ECLI:NL:CRVB:2011:BP3975
Centrale Raad van Beroep
- Hoger beroep
- Rechtspraak.nl
Herziening van WAO-uitkering en beoordeling van arbeidsongeschiktheid
In deze zaak gaat het om een hoger beroep van appellante tegen de uitspraak van de rechtbank Amsterdam, waarin haar beroep tegen een besluit van het Uwv ongegrond werd verklaard. Appellante, die in 1997 uitviel met psychische en lichamelijke klachten, ontving aanvankelijk een WAO-uitkering van 80 tot 100%. In 2007 heeft het Uwv haar arbeidsongeschiktheid herbeoordeeld, waarbij een verzekeringsarts concludeerde dat er geen ziekte of gebrek aanwezig was. Ondanks de klachten van appellante, werd vastgesteld dat zij in staat was om parttime te werken, wat leidde tot een herziening van haar uitkering per 20 april 2008.
De rechtbank heeft de medische grondslag van het besluit van het Uwv onderschreven en het beroep van appellante ongegrond verklaard. In hoger beroep heeft appellante aanvullende verklaringen ingediend van personen uit haar omgeving en een fysiotherapeut, maar de Centrale Raad van Beroep oordeelt dat deze informatie niet voldoende objectief is en geen nieuwe medische gegevens bevat. De Raad bevestigt de eerdere uitspraak van de rechtbank en concludeert dat het Uwv zorgvuldig heeft gehandeld in de beoordeling van de arbeidsongeschiktheid van appellante.
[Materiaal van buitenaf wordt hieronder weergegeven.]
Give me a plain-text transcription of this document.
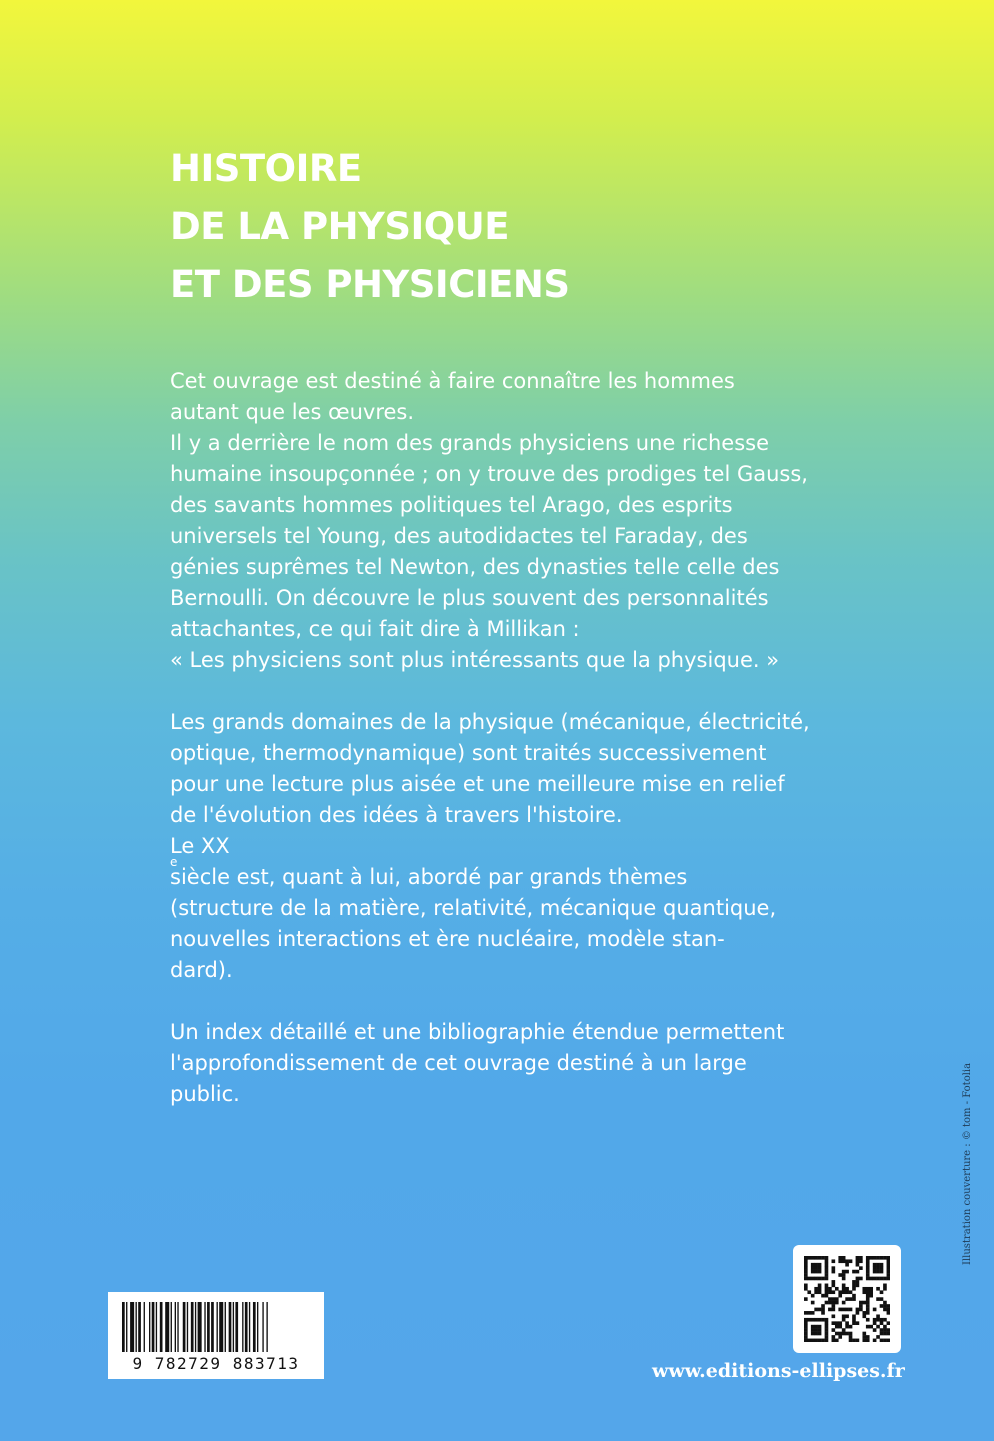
HISTOIRE
DE LA PHYSIQUE
ET DES PHYSICIENS

Cet ouvrage est destiné à faire connaître les hommes
autant que les œuvres.
Il y a derrière le nom des grands physiciens une richesse
humaine insoupçonnée ; on y trouve des prodiges tel Gauss,
des savants hommes politiques tel Arago, des esprits
universels tel Young, des autodidactes tel Faraday, des
génies suprêmes tel Newton, des dynasties telle celle des
Bernoulli. On découvre le plus souvent des personnalités
attachantes, ce qui fait dire à Millikan :
« Les physiciens sont plus intéressants que la physique. »

Les grands domaines de la physique (mécanique, électricité,
optique, thermodynamique) sont traités successivement
pour une lecture plus aisée et une meilleure mise en relief
de l'évolution des idées à travers l'histoire.
Le XX
e
siècle est, quant à lui, abordé par grands thèmes
(structure de la matière, relativité, mécanique quantique,
nouvelles interactions et ère nucléaire, modèle stan-
dard).

Un index détaillé et une bibliographie étendue permettent
l'approfondissement de cet ouvrage destiné à un large
public.

9 782729 883713	www.editions-ellipses.fr
Illustration couverture : © tom - Fotolia
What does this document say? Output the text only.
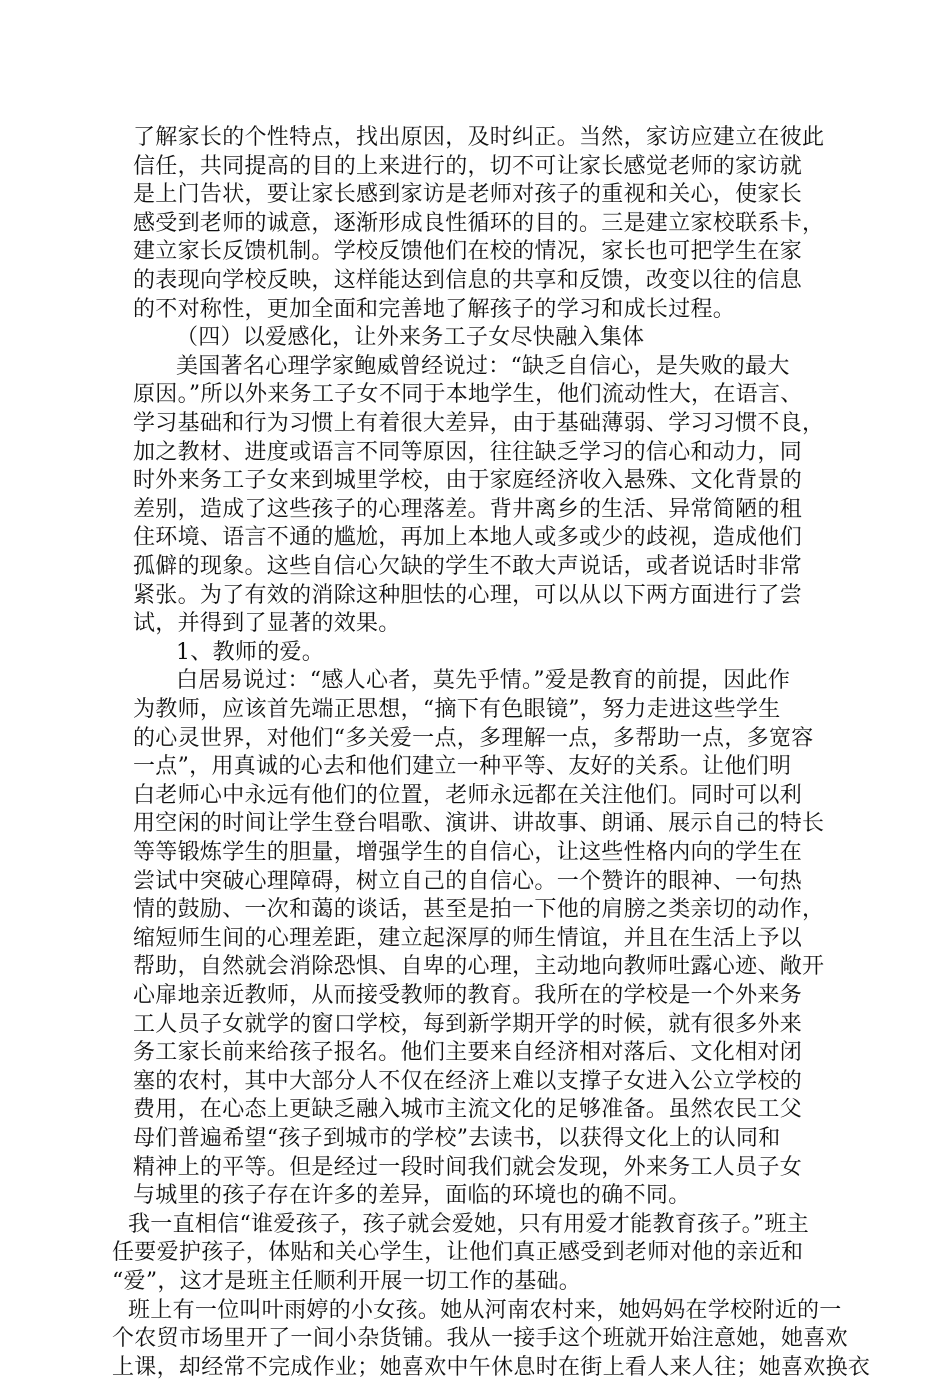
了解家长的个性特点，找出原因，及时纠正。当然，家访应建立在彼此
信任，共同提高的目的上来进行的，切不可让家长感觉老师的家访就
是上门告状，要让家长感到家访是老师对孩子的重视和关心，使家长
感受到老师的诚意，逐渐形成良性循环的目的。三是建立家校联系卡，
建立家长反馈机制。学校反馈他们在校的情况，家长也可把学生在家
的表现向学校反映，这样能达到信息的共享和反馈，改变以往的信息
的不对称性，更加全面和完善地了解孩子的学习和成长过程。
（四）以爱感化，让外来务工子女尽快融入集体
美国著名心理学家鲍威曾经说过：“缺乏自信心，是失败的最大
原因。”所以外来务工子女不同于本地学生，他们流动性大，在语言、
学习基础和行为习惯上有着很大差异，由于基础薄弱、学习习惯不良，
加之教材、进度或语言不同等原因，往往缺乏学习的信心和动力，同
时外来务工子女来到城里学校，由于家庭经济收入悬殊、文化背景的
差别，造成了这些孩子的心理落差。背井离乡的生活、异常简陋的租
住环境、语言不通的尴尬，再加上本地人或多或少的歧视，造成他们
孤僻的现象。这些自信心欠缺的学生不敢大声说话，或者说话时非常
紧张。为了有效的消除这种胆怯的心理，可以从以下两方面进行了尝
试，并得到了显著的效果。
1、教师的爱。
白居易说过：“感人心者，莫先乎情。”爱是教育的前提，因此作
为教师，应该首先端正思想，“摘下有色眼镜”，努力走进这些学生
的心灵世界，对他们“多关爱一点，多理解一点，多帮助一点，多宽容
一点”，用真诚的心去和他们建立一种平等、友好的关系。让他们明
白老师心中永远有他们的位置，老师永远都在关注他们。同时可以利
用空闲的时间让学生登台唱歌、演讲、讲故事、朗诵、展示自己的特长
等等锻炼学生的胆量，增强学生的自信心，让这些性格内向的学生在
尝试中突破心理障碍，树立自己的自信心。一个赞许的眼神、一句热
情的鼓励、一次和蔼的谈话，甚至是拍一下他的肩膀之类亲切的动作，
缩短师生间的心理差距，建立起深厚的师生情谊，并且在生活上予以
帮助，自然就会消除恐惧、自卑的心理，主动地向教师吐露心迹、敞开
心扉地亲近教师，从而接受教师的教育。我所在的学校是一个外来务
工人员子女就学的窗口学校，每到新学期开学的时候，就有很多外来
务工家长前来给孩子报名。他们主要来自经济相对落后、文化相对闭
塞的农村，其中大部分人不仅在经济上难以支撑子女进入公立学校的
费用，在心态上更缺乏融入城市主流文化的足够准备。虽然农民工父
母们普遍希望“孩子到城市的学校”去读书，以获得文化上的认同和
精神上的平等。但是经过一段时间我们就会发现，外来务工人员子女
与城里的孩子存在许多的差异，面临的环境也的确不同。
我一直相信“谁爱孩子，孩子就会爱她，只有用爱才能教育孩子。”班主
任要爱护孩子，体贴和关心学生，让他们真正感受到老师对他的亲近和
“爱”，这才是班主任顺利开展一切工作的基础。
班上有一位叫叶雨婷的小女孩。她从河南农村来，她妈妈在学校附近的一
个农贸市场里开了一间小杂货铺。我从一接手这个班就开始注意她，她喜欢
上课，却经常不完成作业；她喜欢中午休息时在街上看人来人往；她喜欢换衣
De Raad stelt vast dat de FML, zoals vastgesteld door het Uwv, voldoende rekening houdt met alle beschikbare informatie en dat de geselecteerde functies medisch geschikt zijn voor appellante. De uitspraak van de rechtbank wordt bevestigd, en er is geen aanleiding voor een proceskostenveroordeling. De uitspraak is openbaar gedaan op 10 februari 2011.